The turkeys continue to come to my feeders, although I have been trying to discourage them. On my lower lawn near the river, some grass has reappeared, and the turkeys seem to be finding something to eat.
In a sign of Spring, the tom turkeys are beginning to strut, displaying themselves to the hens. I slipped quietly through the kitchen door this morning with my camera, hoping not to alert the skittish birds to my presence on the back porch.
This tom was probably the most impressive with his tail fanned, his wings displayed, his bald head a brilliant blue, and his red wattle aglow.
There are stories with the toms that I wish I could tell.

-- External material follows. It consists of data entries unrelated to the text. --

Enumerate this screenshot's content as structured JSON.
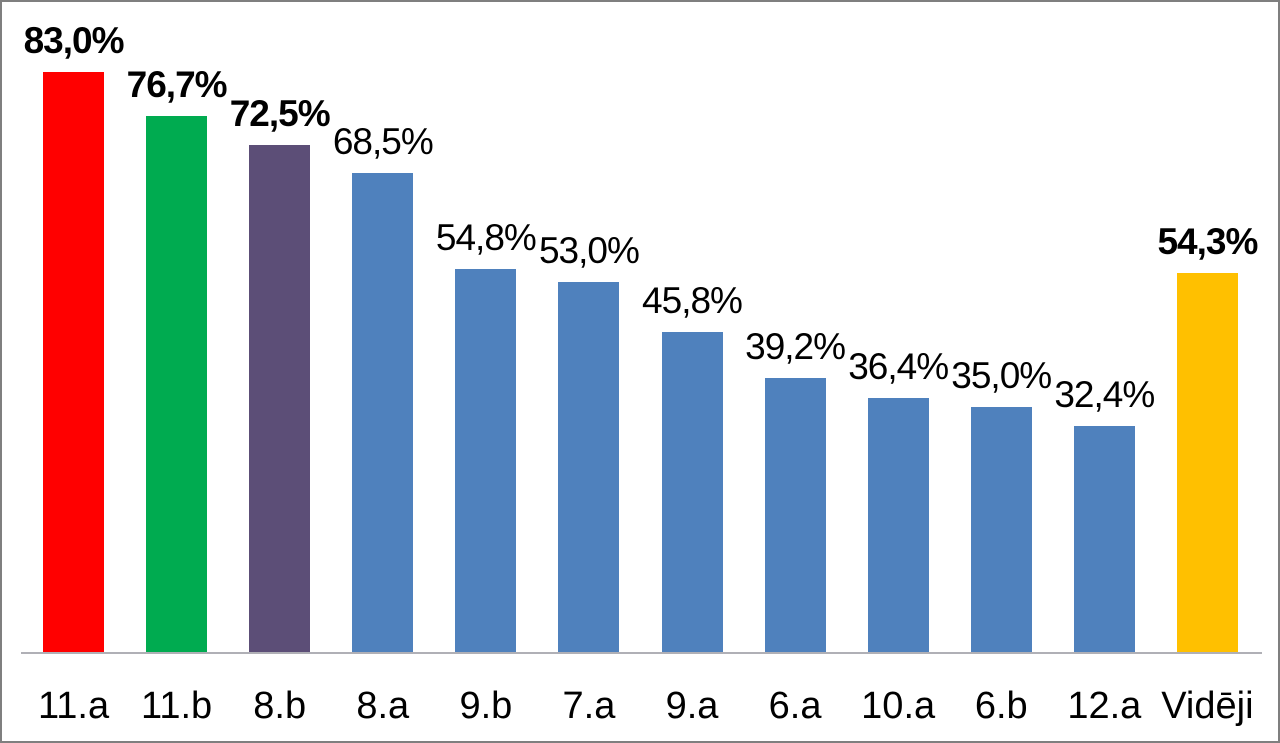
{
  "chart_data": {
    "type": "bar",
    "title": "",
    "xlabel": "",
    "ylabel": "",
    "categories": [
      "11.a",
      "11.b",
      "8.b",
      "8.a",
      "9.b",
      "7.a",
      "9.a",
      "6.a",
      "10.a",
      "6.b",
      "12.a",
      "Vidēji"
    ],
    "values": [
      83.0,
      76.7,
      72.5,
      68.5,
      54.8,
      53.0,
      45.8,
      39.2,
      36.4,
      35.0,
      32.4,
      54.3
    ],
    "value_labels": [
      "83,0%",
      "76,7%",
      "72,5%",
      "68,5%",
      "54,8%",
      "53,0%",
      "45,8%",
      "39,2%",
      "36,4%",
      "35,0%",
      "32,4%",
      "54,3%"
    ],
    "bar_colors": [
      "#FF0000",
      "#00AB50",
      "#5C4E77",
      "#4F81BD",
      "#4F81BD",
      "#4F81BD",
      "#4F81BD",
      "#4F81BD",
      "#4F81BD",
      "#4F81BD",
      "#4F81BD",
      "#FFC000"
    ],
    "emphasized_labels": [
      true,
      true,
      true,
      false,
      false,
      false,
      false,
      false,
      false,
      false,
      false,
      true
    ],
    "ylim": [
      0,
      90
    ],
    "grid": false,
    "legend": false,
    "number_format": "comma-decimal-percent",
    "value_label_position": "above-bar",
    "axis_line_color": "#B0B0B6"
  },
  "colors": {
    "default_bar": "#4F81BD",
    "highlight_first": "#FF0000",
    "highlight_second": "#00AB50",
    "highlight_third": "#5C4E77",
    "average_bar": "#FFC000",
    "axis_line": "#B0B0B6",
    "frame_border": "#7F7F7F",
    "text": "#000000",
    "background": "#FFFFFF"
  }
}
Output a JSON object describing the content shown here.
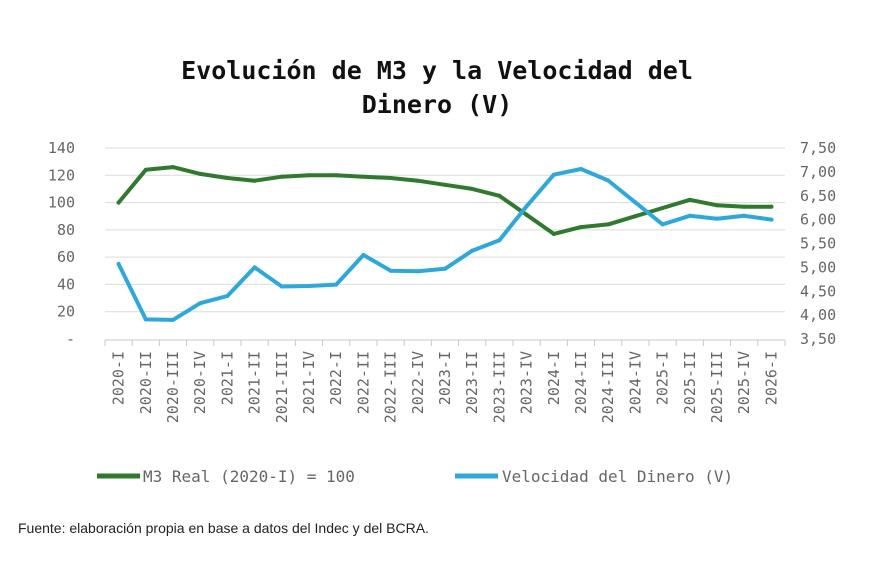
{
  "chart_data": {
    "type": "line",
    "title": [
      "Evolución de M3 y la Velocidad del",
      "Dinero (V)"
    ],
    "categories": [
      "2020-I",
      "2020-II",
      "2020-III",
      "2020-IV",
      "2021-I",
      "2021-II",
      "2021-III",
      "2021-IV",
      "2022-I",
      "2022-II",
      "2022-III",
      "2022-IV",
      "2023-I",
      "2023-II",
      "2023-III",
      "2023-IV",
      "2024-I",
      "2024-II",
      "2024-III",
      "2024-IV",
      "2025-I",
      "2025-II",
      "2025-III",
      "2025-IV",
      "2026-I"
    ],
    "y_left": {
      "min": 0,
      "max": 140,
      "ticks": [
        "-",
        "20",
        "40",
        "60",
        "80",
        "100",
        "120",
        "140"
      ]
    },
    "y_right": {
      "min": 3.5,
      "max": 7.5,
      "ticks": [
        "3,50",
        "4,00",
        "4,50",
        "5,00",
        "5,50",
        "6,00",
        "6,50",
        "7,00",
        "7,50"
      ]
    },
    "grid": true,
    "legend_position": "bottom",
    "series": [
      {
        "name": "M3 Real (2020-I) = 100",
        "axis": "left",
        "color": "#2f7a2f",
        "values": [
          100,
          124,
          126,
          121,
          118,
          116,
          119,
          120,
          120,
          119,
          118,
          116,
          113,
          110,
          105,
          91,
          77,
          82,
          84,
          90,
          96,
          102,
          98,
          97,
          97
        ]
      },
      {
        "name": "Velocidad del Dinero (V)",
        "axis": "right",
        "color": "#2ea8d8",
        "values": [
          5.07,
          3.91,
          3.9,
          4.25,
          4.4,
          5.0,
          4.6,
          4.61,
          4.64,
          5.26,
          4.93,
          4.92,
          4.97,
          5.35,
          5.57,
          6.28,
          6.94,
          7.06,
          6.82,
          6.36,
          5.9,
          6.08,
          6.02,
          6.08,
          6.0
        ]
      }
    ]
  },
  "source": "Fuente: elaboración propia en base a datos del Indec y del BCRA."
}
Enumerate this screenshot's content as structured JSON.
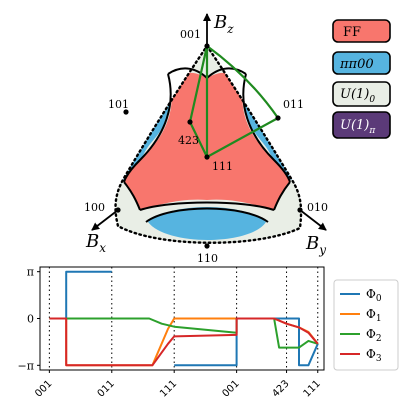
{
  "sphere": {
    "axes": {
      "z": "B",
      "z_sub": "z",
      "x": "B",
      "x_sub": "x",
      "y": "B",
      "y_sub": "y"
    },
    "directions": {
      "d001": "001",
      "d101": "101",
      "d011": "011",
      "d423": "423",
      "d111": "111",
      "d100": "100",
      "d010": "010",
      "d110": "110"
    }
  },
  "phase_legend": [
    {
      "label": "FF",
      "color": "#f8766d"
    },
    {
      "label": "ππ00",
      "color": "#56b4e0"
    },
    {
      "label": "U(1)",
      "sub": "0",
      "color": "#e9eee6"
    },
    {
      "label": "U(1)",
      "sub": "π",
      "color": "#5b3a78"
    }
  ],
  "chart_data": {
    "type": "line",
    "x_tick_labels": [
      "001",
      "011",
      "111",
      "001",
      "423",
      "111"
    ],
    "y_tick_labels": [
      "π",
      "0",
      "−π"
    ],
    "ylim": [
      -3.1416,
      3.1416
    ],
    "grid": "vertical dotted lines at path vertices",
    "legend_position": "right",
    "colors": [
      "#1f77b4",
      "#ff7f0e",
      "#2ca02c",
      "#d62728"
    ],
    "series": [
      {
        "name": "Φ",
        "sub": "0",
        "x": [
          0.0,
          0.27,
          0.27,
          1.0,
          2.0,
          2.0,
          3.0,
          3.0,
          4.0,
          4.0,
          4.15,
          4.3
        ],
        "y": [
          0.0,
          0.0,
          3.1416,
          3.1416,
          -3.1416,
          -3.1416,
          -3.1416,
          0.0,
          0.0,
          -3.1416,
          -3.1416,
          -1.7
        ],
        "visible_segments": [
          [
            0,
            4
          ],
          [
            5,
            12
          ]
        ]
      },
      {
        "name": "Φ",
        "sub": "1",
        "x": [
          0.0,
          0.27,
          0.27,
          1.0,
          1.65,
          1.9,
          2.0,
          2.0,
          3.0,
          3.0,
          3.6,
          3.8,
          4.0,
          4.15,
          4.3
        ],
        "y": [
          0.0,
          0.0,
          -3.1416,
          -3.1416,
          -3.1416,
          -0.7,
          0.0,
          0.0,
          0.0,
          0.0,
          0.0,
          -0.35,
          -0.6,
          -0.9,
          -1.7
        ]
      },
      {
        "name": "Φ",
        "sub": "2",
        "x": [
          0.0,
          1.0,
          1.6,
          1.8,
          2.0,
          3.0,
          3.0,
          3.6,
          3.68,
          4.0,
          4.15,
          4.3
        ],
        "y": [
          0.0,
          0.0,
          0.0,
          -0.35,
          -0.55,
          -0.95,
          0.0,
          0.0,
          -1.95,
          -1.95,
          -1.5,
          -1.7
        ]
      },
      {
        "name": "Φ",
        "sub": "3",
        "x": [
          0.0,
          0.27,
          0.27,
          1.0,
          1.65,
          1.9,
          2.0,
          3.0,
          3.0,
          3.6,
          3.8,
          4.0,
          4.15,
          4.3
        ],
        "y": [
          0.0,
          0.0,
          -3.1416,
          -3.1416,
          -3.1416,
          -1.7,
          -1.2,
          -1.1,
          0.0,
          0.0,
          -0.35,
          -0.6,
          -0.95,
          -1.7
        ]
      }
    ]
  }
}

The tom on the right looks a bit bedraggled. Has he had frays which have broken feathers? Or has he not gotten in his new feathers? By contrast, the tom on the left looks like he is still growing in his tail feathers - notice how much shorter the feathers are on the left of his tail (as we look at him).
There were at least four tom turkeys who were displaying for the hens; they numbered around twenty. It is early in the season, and the hens do not appear much impressed.
While the toms were preoccupied with one another and showing off for the hens, the hens began to get skittish. I was slowly trying to maneuver myself so that I did not have branches in my line of sight. The hens became aware of my movement, gathered at the river bank, then flew to the other side. Eventually, the preoccupied toms realized that their audience had left them.
With unarguable hormonal logic, they soon followed the hens across the river.